As in her past communications, I have again admired the enthusiasm with which Brenda Norris approaches her religious faith (“One Nation, Under God or Gone Under,” Voices column, June 30). I share her appreciation of being able to live here in Maine and her sense of awe and wonder at the beauty and mystery of nature, as well as her gratitude for being born an American. But our approach to faith and how to find and live a good life is remarkably different. Let me explain.

My grandfather was a Lutheran minister, and I was “educated” and confirmed in that faith, but always with a sense of questioning and the need to seek rationality and truth. I recall during many Sunday school classes and church services looking out the window at the magnificent real world of nature and thinking to myself, “If there truly is a God, he is out there, not in here.” As I entered the world of scientific research and began to read the works of many of the world’s great thinkers, past and present, my approach to life moved further away from normal religion mandates and the Bible as a prime source for inspiration and moral values. I have become a member of the American Humanist Association and may be described as a secularist, humanist, free thinker, agnostic, etc., as well as a forceful supporter of our Constitution and its principle of “separation of church and state.”

And with this perspective I find a host of Brenda Norris’ views unreasonable, unscientific, unrewarding and, frankly, also un-American. She seems to be one of the many born-again evangelical fundamentalists who refuse to recognize religious plurality in our nation and who believe we are a “Christian nation” with only the Christian God in control of our destiny. She states: “Supposedly 13 percent of Americans opposed Christian-God references, so why are we even considering such an absurdity … as removing ‘under God’ in the Pledge of Allegiance?”

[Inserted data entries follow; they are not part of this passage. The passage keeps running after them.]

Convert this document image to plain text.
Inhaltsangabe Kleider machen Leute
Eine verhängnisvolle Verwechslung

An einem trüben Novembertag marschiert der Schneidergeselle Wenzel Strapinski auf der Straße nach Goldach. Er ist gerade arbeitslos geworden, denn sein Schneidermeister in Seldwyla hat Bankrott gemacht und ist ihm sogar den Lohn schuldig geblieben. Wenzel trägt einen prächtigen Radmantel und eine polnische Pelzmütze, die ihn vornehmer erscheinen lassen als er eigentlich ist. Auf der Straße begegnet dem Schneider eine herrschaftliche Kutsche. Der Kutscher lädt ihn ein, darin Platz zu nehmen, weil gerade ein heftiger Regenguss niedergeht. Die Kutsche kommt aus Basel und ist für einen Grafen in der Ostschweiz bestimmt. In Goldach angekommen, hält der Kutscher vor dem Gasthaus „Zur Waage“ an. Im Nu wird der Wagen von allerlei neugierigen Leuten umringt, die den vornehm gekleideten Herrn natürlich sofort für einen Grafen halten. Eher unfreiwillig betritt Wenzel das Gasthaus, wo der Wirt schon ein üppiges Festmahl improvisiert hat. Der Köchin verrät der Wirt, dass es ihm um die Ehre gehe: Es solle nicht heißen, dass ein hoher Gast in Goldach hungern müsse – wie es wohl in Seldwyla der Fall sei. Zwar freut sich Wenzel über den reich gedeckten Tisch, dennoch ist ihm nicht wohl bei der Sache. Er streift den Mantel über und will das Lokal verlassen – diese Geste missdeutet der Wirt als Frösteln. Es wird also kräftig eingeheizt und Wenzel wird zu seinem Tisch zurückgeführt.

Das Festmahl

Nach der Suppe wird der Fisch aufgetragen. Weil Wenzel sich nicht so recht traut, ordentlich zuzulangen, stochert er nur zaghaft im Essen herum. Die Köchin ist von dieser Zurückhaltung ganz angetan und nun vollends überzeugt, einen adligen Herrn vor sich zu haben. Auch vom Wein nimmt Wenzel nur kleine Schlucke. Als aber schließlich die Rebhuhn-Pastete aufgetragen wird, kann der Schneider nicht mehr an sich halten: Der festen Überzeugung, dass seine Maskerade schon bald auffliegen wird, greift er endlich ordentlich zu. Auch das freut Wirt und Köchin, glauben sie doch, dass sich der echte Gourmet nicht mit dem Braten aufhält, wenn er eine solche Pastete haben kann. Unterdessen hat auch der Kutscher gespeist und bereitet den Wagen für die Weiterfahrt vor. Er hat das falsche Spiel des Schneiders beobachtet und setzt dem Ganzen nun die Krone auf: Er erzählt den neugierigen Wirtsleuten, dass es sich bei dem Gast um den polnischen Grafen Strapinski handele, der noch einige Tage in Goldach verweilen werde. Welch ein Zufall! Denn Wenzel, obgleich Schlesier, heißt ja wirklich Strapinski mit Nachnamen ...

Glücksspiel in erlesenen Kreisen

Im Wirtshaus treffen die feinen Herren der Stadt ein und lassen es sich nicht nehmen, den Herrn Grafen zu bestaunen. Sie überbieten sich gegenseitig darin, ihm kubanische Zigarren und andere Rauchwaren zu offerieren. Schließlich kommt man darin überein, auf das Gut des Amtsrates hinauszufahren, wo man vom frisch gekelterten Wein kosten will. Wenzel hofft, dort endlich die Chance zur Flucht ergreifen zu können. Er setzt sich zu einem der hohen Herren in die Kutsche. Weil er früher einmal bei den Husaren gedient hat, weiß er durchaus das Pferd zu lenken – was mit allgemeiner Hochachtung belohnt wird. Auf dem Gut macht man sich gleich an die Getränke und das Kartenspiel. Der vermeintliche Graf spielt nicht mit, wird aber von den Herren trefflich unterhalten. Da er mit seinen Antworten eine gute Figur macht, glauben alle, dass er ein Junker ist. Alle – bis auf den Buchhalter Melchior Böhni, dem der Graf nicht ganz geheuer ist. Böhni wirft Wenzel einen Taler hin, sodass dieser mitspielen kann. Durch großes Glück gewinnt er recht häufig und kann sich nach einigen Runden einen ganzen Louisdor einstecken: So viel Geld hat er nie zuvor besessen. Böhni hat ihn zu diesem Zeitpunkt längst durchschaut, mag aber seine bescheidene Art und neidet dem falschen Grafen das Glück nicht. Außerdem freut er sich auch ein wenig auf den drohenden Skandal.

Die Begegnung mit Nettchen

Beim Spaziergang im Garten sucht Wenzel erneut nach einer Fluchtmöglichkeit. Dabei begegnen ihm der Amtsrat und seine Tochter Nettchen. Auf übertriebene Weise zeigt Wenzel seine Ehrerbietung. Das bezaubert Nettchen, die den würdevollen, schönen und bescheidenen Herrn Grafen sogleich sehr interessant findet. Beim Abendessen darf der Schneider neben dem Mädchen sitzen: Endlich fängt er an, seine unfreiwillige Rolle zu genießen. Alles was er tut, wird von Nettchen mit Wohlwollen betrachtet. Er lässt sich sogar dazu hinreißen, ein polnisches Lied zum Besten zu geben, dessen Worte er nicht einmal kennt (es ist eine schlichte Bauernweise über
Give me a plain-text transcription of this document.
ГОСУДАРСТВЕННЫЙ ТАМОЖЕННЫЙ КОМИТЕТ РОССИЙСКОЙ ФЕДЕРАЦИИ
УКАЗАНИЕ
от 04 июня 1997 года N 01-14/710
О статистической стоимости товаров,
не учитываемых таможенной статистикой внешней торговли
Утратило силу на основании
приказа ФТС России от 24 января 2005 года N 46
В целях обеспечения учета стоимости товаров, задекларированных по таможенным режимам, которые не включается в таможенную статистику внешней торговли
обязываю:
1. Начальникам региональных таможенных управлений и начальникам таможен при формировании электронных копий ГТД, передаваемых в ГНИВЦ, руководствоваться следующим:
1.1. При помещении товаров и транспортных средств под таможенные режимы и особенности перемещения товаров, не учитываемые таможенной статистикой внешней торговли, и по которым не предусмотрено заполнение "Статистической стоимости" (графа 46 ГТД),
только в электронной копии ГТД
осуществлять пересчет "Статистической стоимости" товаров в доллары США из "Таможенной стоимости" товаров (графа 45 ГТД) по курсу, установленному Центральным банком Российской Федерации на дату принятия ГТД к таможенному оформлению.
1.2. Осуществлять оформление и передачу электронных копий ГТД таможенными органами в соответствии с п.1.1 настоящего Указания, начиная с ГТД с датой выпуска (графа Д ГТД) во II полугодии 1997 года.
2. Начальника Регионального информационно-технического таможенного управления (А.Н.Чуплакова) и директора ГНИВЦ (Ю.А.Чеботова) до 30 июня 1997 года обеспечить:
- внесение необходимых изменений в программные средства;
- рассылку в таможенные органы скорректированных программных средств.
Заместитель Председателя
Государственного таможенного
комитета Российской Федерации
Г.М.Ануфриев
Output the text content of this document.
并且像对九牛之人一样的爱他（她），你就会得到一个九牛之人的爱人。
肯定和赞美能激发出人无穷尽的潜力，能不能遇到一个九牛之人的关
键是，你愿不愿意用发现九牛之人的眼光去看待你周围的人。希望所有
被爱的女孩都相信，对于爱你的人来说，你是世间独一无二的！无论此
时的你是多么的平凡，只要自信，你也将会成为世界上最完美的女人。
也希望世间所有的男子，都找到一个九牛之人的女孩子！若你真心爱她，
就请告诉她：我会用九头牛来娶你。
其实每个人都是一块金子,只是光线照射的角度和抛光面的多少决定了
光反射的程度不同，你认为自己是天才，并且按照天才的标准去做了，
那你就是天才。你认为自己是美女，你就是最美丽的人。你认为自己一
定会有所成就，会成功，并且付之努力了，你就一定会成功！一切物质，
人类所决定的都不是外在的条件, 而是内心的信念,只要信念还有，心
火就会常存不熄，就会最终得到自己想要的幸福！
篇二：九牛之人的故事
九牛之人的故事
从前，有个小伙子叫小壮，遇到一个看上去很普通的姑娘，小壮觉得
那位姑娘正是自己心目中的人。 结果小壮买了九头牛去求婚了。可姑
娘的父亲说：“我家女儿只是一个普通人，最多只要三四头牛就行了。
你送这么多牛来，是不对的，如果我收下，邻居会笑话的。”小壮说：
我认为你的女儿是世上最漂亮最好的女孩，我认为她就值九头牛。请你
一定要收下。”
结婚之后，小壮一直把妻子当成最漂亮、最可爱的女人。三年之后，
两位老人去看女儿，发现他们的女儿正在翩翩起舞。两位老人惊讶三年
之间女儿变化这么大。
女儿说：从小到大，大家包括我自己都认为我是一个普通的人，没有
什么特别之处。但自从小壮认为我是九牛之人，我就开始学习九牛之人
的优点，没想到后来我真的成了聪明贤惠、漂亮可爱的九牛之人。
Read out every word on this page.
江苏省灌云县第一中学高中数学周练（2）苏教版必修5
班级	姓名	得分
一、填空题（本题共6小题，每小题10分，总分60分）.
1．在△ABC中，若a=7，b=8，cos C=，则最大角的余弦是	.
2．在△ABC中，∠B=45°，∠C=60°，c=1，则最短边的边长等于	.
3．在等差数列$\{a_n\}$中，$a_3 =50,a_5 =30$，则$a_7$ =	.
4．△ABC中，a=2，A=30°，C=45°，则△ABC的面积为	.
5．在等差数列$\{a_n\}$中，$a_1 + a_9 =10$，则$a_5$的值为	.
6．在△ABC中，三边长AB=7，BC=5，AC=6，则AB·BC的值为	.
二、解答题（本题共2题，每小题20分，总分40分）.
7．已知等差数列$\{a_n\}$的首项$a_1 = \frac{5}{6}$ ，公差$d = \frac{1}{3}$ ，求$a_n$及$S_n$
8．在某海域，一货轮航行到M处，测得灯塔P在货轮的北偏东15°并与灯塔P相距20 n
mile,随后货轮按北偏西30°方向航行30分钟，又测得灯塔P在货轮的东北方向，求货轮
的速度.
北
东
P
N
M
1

Let me tell you why such thinking is in error. First of all, nontheists in our nation represented only about 9 percent of our population in 1990 and today the figure is nearly 15 percent to 16 percent and rapidly approaching 20 percent, or 60 million Americans. They are a growing voice in our country with young people under 30 already over 20 percent. Second, “under God” was added in 1954 to challenge the communist threat. Our country seemed to be just fine from its founding and through two devastating world wars without such a designation in the pledge. And third let me remind you that our founding fathers deliberately left out any reference to “God,” “Christ” or “Christianity” in our Constitution for they wanted to encourage a pluralistic approach as well as protect those who have no religious affiliation whatsoever. When it comes to religion, the majority does not rule.

Richard E. Faust

Surry

Dear Brenda Norris,

I read your article on June 30, 2007, titled “One Nation Under God.” I feel compelled to write because of the attitude and misconception that is apparent in your writing. Not so much for your message. Your words and attitude show me a complete lack of understanding and appreciation of the origins of the nation state that has come to be known as the USA.

I write as a Red Indian or what Americans now label as Native American, the people who greeted your European ancestors in 1492 with love, respect, trust and compassion. We greeted your ancestors as sacred human beings deserving of love, respect and compassion just as we were taught to do by Great Spirit. Due to our people’s superior numbers our two peoples lived a shaky peaceful coexistence for a very brief period of time.

But the attitudes that the transplanted Europeans brought with them soon began to be asserted by “those visitors who never left.” Those attitudes, which are still very much prevalent in the present, include arrogance and ignorance and they reveal themselves as “white is right” and “might is right” and denial. It is these attitudes that managed to annihilate some 100 million Red Indians who once knew the American USA as their homeland. The history of our homeland that we know as Turtle Island (USA) did not begin in 1492.

If your God was actually ever on your side he-she must have departed very quickly after the Carib were annihilated.

I do not write these emotions to be disrespectful nor to offend but only to open hearts, minds and eyes and to bring all peoples within the Great Circle of Unity as Great Spirit intended.

You may wish to read a couple of books that provide a much more factually accurate portrayal of Indian and white relations in the USA over the last 500 years: “A Little Matter of Genocide: Holocaust and Denial in the Americas 1492 to the Present” by Ward Churchill; and “American Holocaust: The Conquest of the New World” by David E. Stannard.